You are correct in that the DJIA is NOT figured in dollars.
It is a price-weighted average. The Dow is figured by adding the prices of the 30 stocks in the average and dividing by the Dow divisor. Basically, the divisor accounts for changes due to stock splits and dividends and is constantly changing.
To read more about the divisor and how the DJIA is figured, go here.
From the Chicago Board of Trade (which trades Dow Futures):
Methinks the NHK mistake was transfer of info: the Nikkei is in Yen, so the Dow must be in dollars. Chalk it up to a lazy reporter/copy editor.
If this was a “business” piece done during the main news broadcast, then all bets are off concerning accuracy. Hell, I can’t even imagine how bad a US show could bungle up a Japanese business report. Providing the show wasn’t on CNBC, of course!
Interesting - NHK doesn’t seem to be alone in this practice. Check the business articles on CNN Japan, Nikkei, and Reuters Japan web sites. All the Dow Industrial Average figures are reported as dollars.
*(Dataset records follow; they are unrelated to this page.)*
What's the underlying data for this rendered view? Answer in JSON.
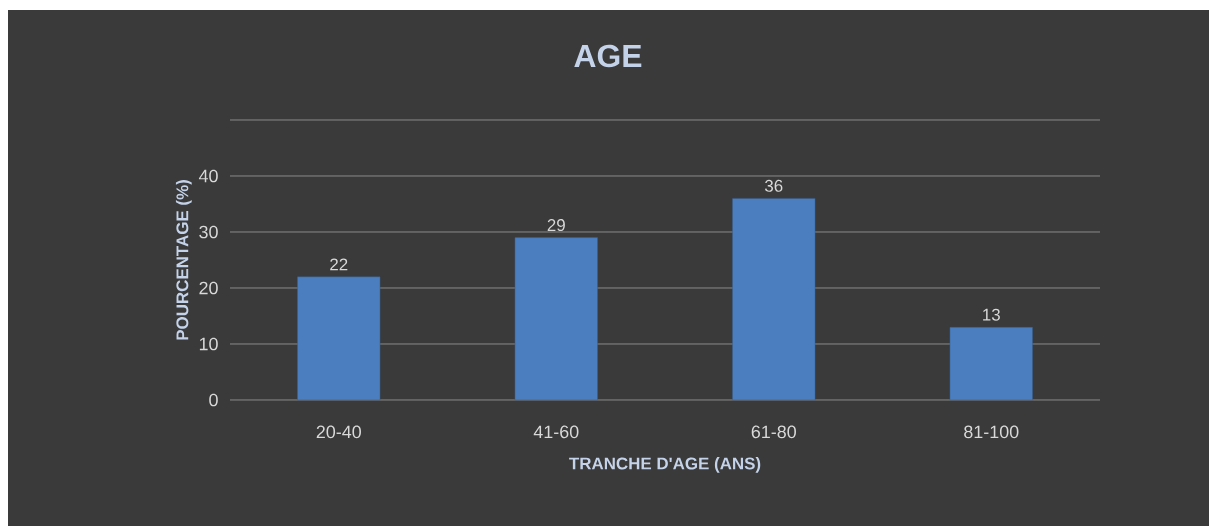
{
  "chart_data": {
    "type": "bar",
    "title": "AGE",
    "xlabel": "TRANCHE D'AGE (ANS)",
    "ylabel": "POURCENTAGE (%)",
    "categories": [
      "20-40",
      "41-60",
      "61-80",
      "81-100"
    ],
    "values": [
      22,
      29,
      36,
      13
    ],
    "color": "#4a7ebf",
    "ylim": [
      0,
      50
    ],
    "yticks": [
      0,
      10,
      20,
      30,
      40,
      {
        "value": 50,
        "label": null
      }
    ],
    "grid": "y",
    "data_labels": true
  }
}
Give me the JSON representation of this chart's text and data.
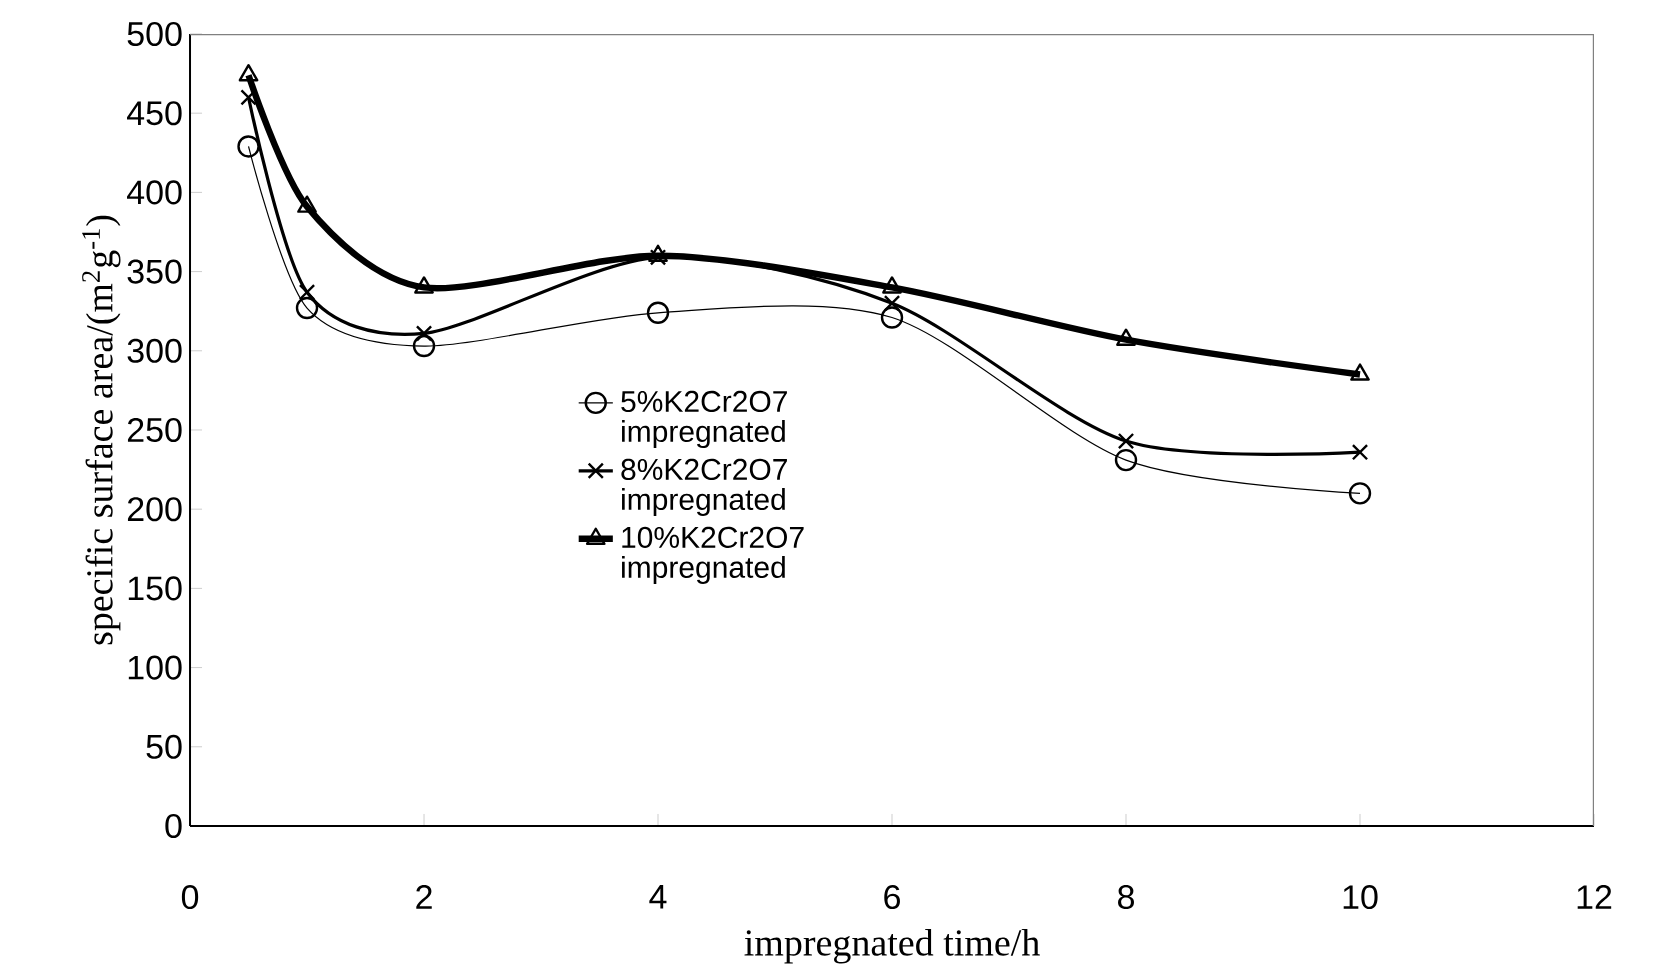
{
  "chart_data": {
    "type": "line",
    "xlabel": "impregnated time/h",
    "ylabel": "specific surface area/(m$^{2}$g$^{-1}$)",
    "x": [
      0.5,
      1,
      2,
      4,
      6,
      8,
      10
    ],
    "series": [
      {
        "name": "5%K2Cr2O7 impregnated",
        "color": "#000000",
        "marker": "circle",
        "values": [
          429,
          327,
          303,
          324,
          321,
          231,
          210
        ]
      },
      {
        "name": "8%K2Cr2O7 impregnated",
        "color": "#000000",
        "marker": "cross",
        "values": [
          460,
          337,
          311,
          359,
          330,
          243,
          236
        ]
      },
      {
        "name": "10%K2Cr2O7 impregnated",
        "color": "#000000",
        "marker": "triangle",
        "values": [
          474,
          391,
          340,
          360,
          340,
          307,
          285
        ]
      }
    ],
    "xlim": [
      0,
      12
    ],
    "xticks": [
      0,
      2,
      4,
      6,
      8,
      10,
      12
    ],
    "ylim": [
      0,
      500
    ],
    "yticks": [
      0,
      50,
      100,
      150,
      200,
      250,
      300,
      350,
      400,
      450,
      500
    ],
    "grid": false,
    "legend": "center",
    "line_style": "solid"
  }
}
This page specifically says USD.
First, if you take an amount in dollars (the sum price of the DJIA stocks) and divide by a constant, your result is still in dollars.
This is important to foreign investors as you need to relate changes in the index with changes in the exchange rate. To a Japanese investor, the DJIA going down by 1% when the yen goes up 1% vs. the USD doesn’t have the same value if the yen went down by 1%.
The Nikkei index was modelled on the Dow Jones approach and is calculated in a similar fashion. (Nikkei uses 225 companies instead of 30.) There’s no reason one should have a currency unit and not the other.